Synthesizing Control Lyapunov-Value Functions for High-Dimensional Systems Using System Decomposition and Admissible Control Sets
Zheng Gong, Hyun Joe Jeong, Sylvia Herbert
TL;DR
The paper tackles the challenge of constructing Control Lyapunov-Value Functions (CLVFs) for high-dimensional nonlinear systems under input bounds by introducing a decomposition framework with Admissible Control Sets/Signals (ACS/ACSS). Subsystem CLVFs are computed in low dimensions and reconstructed into a full-dimensional CLVF, with exact reconstruction guaranteed under no shared-controls or certain shared-control conditions, and a Lipschitz CLF used when exact reconstruction is not possible. A quadratic-programming (QP) controller is provided to enforce exponential stabilization on the applicable domain. The approach yields substantial computational savings and scales to a 10D quadrotor example, validating both exact and inexact reconstruction scenarios and offering practical paths for higher-dimensional CLVF synthesis and online deployment.
Abstract
Control Lyapunov functions (CLFs) play a vital role in modern control applications, but finding them remains a problem.
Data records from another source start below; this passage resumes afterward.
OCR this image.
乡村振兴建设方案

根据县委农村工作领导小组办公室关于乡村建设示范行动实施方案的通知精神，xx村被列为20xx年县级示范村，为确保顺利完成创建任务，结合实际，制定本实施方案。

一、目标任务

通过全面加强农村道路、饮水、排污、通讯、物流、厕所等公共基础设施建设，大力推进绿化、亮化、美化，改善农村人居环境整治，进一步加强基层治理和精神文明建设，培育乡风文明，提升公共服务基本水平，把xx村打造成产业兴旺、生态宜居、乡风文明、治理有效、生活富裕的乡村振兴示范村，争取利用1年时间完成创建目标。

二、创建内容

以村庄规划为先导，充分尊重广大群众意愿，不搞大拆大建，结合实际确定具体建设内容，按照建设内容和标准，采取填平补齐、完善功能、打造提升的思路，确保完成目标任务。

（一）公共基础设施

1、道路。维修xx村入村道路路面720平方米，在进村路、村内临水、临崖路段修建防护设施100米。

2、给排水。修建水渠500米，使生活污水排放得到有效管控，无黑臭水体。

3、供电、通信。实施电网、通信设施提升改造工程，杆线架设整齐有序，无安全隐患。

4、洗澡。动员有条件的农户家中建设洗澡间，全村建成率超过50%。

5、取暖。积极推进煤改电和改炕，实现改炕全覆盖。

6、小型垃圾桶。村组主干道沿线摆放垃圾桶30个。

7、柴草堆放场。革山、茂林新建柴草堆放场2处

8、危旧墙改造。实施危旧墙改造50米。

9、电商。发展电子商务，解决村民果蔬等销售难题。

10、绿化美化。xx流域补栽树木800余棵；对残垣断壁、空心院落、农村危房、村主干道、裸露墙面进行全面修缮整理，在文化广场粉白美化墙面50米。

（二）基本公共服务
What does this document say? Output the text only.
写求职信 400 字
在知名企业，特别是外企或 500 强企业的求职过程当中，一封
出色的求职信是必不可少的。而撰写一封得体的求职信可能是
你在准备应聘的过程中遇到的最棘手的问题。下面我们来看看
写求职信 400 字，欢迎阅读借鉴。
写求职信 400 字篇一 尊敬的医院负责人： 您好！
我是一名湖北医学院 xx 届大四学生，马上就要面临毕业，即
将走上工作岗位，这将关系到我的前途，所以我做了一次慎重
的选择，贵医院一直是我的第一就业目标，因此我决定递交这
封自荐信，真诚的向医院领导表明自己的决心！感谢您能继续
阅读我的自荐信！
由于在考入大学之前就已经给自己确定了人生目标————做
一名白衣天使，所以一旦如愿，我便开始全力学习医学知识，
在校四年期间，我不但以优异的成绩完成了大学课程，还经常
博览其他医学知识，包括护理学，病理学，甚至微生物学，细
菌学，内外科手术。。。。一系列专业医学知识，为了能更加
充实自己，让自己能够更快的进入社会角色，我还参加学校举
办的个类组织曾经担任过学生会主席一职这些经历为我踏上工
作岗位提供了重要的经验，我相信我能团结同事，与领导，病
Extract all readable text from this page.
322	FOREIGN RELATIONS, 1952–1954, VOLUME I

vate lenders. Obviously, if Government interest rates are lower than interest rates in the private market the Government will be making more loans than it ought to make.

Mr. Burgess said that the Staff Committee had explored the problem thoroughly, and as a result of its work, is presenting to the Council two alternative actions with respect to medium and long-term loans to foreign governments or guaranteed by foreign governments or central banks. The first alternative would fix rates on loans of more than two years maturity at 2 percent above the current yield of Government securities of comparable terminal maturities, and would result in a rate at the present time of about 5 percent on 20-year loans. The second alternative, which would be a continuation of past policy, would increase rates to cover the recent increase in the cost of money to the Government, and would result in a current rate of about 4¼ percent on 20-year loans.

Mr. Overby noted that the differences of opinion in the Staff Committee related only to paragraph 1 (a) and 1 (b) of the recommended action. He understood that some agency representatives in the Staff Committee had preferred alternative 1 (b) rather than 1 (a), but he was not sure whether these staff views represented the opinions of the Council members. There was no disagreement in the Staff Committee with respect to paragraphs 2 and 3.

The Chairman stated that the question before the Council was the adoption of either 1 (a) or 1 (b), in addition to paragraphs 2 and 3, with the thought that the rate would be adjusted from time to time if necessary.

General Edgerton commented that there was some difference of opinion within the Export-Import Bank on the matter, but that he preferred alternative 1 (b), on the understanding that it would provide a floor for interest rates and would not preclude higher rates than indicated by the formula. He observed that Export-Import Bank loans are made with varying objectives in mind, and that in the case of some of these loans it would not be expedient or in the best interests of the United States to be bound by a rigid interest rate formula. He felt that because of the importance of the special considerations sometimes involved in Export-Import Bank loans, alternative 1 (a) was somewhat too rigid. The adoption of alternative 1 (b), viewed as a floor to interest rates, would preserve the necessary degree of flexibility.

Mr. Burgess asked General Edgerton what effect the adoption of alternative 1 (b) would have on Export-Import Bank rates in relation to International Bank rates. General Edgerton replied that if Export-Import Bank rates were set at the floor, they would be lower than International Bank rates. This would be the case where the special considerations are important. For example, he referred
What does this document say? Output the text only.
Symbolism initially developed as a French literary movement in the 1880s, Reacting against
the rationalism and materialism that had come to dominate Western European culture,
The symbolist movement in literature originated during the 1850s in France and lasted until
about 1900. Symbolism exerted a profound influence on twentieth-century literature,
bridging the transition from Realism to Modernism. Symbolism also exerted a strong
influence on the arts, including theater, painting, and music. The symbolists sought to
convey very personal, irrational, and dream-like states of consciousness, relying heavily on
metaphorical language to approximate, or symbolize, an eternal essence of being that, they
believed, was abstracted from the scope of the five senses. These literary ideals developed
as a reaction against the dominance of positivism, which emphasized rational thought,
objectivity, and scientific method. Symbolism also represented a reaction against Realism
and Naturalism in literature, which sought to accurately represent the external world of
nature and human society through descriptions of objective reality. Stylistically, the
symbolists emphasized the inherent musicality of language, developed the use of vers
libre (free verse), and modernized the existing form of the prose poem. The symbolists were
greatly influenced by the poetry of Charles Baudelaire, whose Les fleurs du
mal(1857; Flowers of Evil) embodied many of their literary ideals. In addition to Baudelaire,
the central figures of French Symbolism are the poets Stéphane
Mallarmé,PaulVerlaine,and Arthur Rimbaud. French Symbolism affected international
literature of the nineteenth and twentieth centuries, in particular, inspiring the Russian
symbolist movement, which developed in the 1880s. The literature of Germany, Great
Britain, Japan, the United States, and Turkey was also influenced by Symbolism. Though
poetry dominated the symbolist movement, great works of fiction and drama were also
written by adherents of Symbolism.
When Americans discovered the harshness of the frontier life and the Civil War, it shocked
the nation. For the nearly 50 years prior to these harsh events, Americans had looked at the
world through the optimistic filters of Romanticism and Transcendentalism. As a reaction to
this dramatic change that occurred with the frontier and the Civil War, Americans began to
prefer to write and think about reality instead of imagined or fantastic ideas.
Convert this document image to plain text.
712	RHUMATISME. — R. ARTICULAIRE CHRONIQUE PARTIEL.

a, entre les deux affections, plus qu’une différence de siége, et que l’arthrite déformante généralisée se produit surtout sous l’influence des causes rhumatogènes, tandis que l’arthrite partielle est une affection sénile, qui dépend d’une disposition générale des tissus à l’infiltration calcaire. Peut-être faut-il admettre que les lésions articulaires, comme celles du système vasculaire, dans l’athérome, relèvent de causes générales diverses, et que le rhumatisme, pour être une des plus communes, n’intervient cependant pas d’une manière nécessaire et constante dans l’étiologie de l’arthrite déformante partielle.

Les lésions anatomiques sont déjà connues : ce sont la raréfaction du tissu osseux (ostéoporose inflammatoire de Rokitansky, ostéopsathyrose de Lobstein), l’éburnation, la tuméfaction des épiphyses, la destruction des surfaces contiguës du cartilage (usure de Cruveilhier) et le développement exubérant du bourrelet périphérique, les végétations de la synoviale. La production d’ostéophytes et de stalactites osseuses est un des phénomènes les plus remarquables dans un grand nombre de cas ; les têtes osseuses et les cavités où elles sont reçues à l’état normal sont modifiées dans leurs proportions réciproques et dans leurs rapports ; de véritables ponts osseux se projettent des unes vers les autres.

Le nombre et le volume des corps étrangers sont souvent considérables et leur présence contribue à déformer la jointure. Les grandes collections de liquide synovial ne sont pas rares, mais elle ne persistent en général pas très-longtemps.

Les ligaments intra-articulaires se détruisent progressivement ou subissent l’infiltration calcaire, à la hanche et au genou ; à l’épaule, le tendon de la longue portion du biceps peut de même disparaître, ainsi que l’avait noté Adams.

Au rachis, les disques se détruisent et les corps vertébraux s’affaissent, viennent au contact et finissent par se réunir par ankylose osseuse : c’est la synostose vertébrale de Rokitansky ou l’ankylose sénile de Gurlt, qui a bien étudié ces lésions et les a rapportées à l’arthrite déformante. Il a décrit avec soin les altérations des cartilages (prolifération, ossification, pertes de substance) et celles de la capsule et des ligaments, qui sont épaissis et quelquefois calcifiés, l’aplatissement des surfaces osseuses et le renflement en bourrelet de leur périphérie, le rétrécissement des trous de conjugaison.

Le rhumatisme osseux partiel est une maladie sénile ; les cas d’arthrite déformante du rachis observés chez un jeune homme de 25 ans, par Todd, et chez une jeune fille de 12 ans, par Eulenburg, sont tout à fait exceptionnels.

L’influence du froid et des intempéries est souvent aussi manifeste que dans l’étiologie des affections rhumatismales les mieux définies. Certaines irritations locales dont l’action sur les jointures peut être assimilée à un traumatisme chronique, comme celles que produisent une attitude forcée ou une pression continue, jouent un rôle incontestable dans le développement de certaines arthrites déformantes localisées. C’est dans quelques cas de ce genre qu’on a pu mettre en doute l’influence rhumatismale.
Recently, the control Lyapunov-value function (CLVF) and robust CLVF have been proposed as solutions for nonlinear time-invariant systems with bounded control and disturbance. However, the CLVF suffers from the ''curse of dimensionality,'' which hinders its application to practical high-dimensional systems. In this paper, we propose a method to decompose systems of a particular coupled nonlinear structure, in order to solve for the CLVF in each low-dimensional subsystem. We then reconstruct the full-dimensional CLVF and provide sufficient conditions for when this reconstruction is exact. Moreover, a point-wise optimal controller can be obtained using a quadratic program. We also show that when the exact reconstruction is impossible, the subsystems' CLVFs and their ``admissible control sets'' can be used to generate a Lipschitz continuous CLF. We provide several numerical examples to validate the theory and show computational efficiency.